# Forum Home Renovation Landscaping, Gardening & Outdoors  how do I repair a concrete rainwater tank

## macklin

Having problems connecting new post so I hope this has not been duplicated 
Anyway I have 4 leaks on the side of the rainwater tank, what is the best method for repair. ( tried Reeces Plumbing but they could not help ?????)
I believe concrete is selfe sealing however the leaks are worse than they were  5 months ago (water showing on ground at base of leaks). What are the white streaks ( lime ???) anyway do I grind the build up of white substance before applying the sealer.
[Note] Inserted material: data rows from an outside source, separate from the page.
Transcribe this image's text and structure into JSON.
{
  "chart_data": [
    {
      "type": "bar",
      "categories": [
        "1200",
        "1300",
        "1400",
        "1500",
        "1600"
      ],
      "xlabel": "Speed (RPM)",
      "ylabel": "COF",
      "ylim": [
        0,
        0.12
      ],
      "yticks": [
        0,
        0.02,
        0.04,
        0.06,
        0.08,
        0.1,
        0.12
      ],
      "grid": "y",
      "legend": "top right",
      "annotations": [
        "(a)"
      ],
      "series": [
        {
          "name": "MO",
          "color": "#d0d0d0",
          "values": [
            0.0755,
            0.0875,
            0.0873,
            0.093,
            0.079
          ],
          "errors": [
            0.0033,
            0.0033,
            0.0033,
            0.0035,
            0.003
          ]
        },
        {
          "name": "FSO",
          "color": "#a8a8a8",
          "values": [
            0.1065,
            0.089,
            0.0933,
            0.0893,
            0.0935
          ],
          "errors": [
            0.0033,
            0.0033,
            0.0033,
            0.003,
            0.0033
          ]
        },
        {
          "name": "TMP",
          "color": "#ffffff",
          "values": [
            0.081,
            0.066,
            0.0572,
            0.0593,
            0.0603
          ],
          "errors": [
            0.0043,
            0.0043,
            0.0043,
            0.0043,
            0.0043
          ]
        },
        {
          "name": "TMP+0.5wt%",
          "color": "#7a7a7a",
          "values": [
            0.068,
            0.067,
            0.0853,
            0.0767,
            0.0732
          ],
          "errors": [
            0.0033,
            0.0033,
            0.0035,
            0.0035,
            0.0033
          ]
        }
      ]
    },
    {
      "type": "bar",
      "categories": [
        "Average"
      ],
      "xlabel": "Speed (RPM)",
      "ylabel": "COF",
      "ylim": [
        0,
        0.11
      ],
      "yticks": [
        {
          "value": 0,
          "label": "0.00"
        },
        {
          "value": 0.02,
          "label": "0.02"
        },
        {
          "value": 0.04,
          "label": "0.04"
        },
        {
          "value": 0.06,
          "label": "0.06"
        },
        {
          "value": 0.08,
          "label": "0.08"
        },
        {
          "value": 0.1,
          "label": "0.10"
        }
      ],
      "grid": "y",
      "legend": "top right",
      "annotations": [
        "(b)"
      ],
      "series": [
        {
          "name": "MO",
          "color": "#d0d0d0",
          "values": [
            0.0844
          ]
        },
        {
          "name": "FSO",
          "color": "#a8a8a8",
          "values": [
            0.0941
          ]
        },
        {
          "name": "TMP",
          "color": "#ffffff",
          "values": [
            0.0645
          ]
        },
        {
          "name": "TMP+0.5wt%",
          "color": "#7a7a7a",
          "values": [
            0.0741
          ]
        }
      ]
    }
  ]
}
The property has just been put up for sale so would like to do the right thing. (try explaing not to worry to a buyer) 
Thanks for any and all info 
John macklin

----------


## Big Shed

Two methods that I am aware of, external sealing does not work, too much pressure. 
1 Buy a special water tank liner, not cheap and the tank needs to be emptied to insert 
2 Special crystals added to water, they expand in the leaks, company advertises regularly in the Weekly Times, no idea of cost 
If all else fails, buy a new plastic tank:eek:

----------


## Vernonv

Hi John,
I have similar problems with a rendered steel tank. It is rendered on the inside and acts as a self healer (I would assume normal concrete tanks would work in a similar fashion). 
The white streaks down the side on the tank are from lime and that is was reseals (heals) the tank. Don't grind it off!!!! 
A couple of things note with self healing : Self healing works best on small leaks - use some of that Aqua Kneed-It epoxy putty to slow leaks down or even stop them.Heat speeds up the healing process - leaks on the sunny side of a tank heal quicker than on a shady side.When using the epoxy putty have a racket strap setup around the tank. Mix up the putty. Put it over the hole. Hold it there for a little while until the epoxy begin to harden (10 to 15 minutes). Place a folded over rag over the epoxy and tighten the ratchet strap to keep pressure on the rag and putty. 
Hope that helps.

----------


## macklin

thank you both for your replies 
about the strap going around the tank it holds 45.000 liters which is a bit big 
( I think)

----------


## Vernonv

> about the strap going around the tank it holds 45.000 liters which is a bit big

  Just extend it with some rope. Worked a treat for me ... and it saves you having to stand there like the boy with his finger in a dyke. :Biggrin:

----------


## alang

[quote=macklin;426766]Having problems connecting new post so I hope this has not been duplicated 
Bondall have sealers to mix with concrete if you need to plug them from the inside info At www.bondall.com

----------


## scooter

alang, Bondall's product for this is called Silasec. 
To repair a tank it is mixed to a putty with GP cement & applied to the leaking area from the inside.  
Cheers.................Sean

----------


## Bob38S

> alang, Bondall's product for this is called Silasec. 
> To repair a tank it is mixed to a putty with GP cement & applied to the leaking area from the inside.  
> Cheers.................Sean

  Have also used it as a "paint" on the inside of one tank and as a putty on the second - forced into a weeping crack [streaming] from the outside. 
Make sure that the surfaces of the crack are solid solid [chip at it until you have a solid surface] - water weeping out is actually good for this type of repair as the Silasec mixed with raw cement gets quite warm and the water seems to aid the setting. Had to do mine in 2 goes - first reduced the stream to a visably wet surface - second [over the top of the first] fixed it. 
I originally got onto this product after hearing about the water problem in a traffic tunnel - in Sydney from memory. 
Regards,
Bob

----------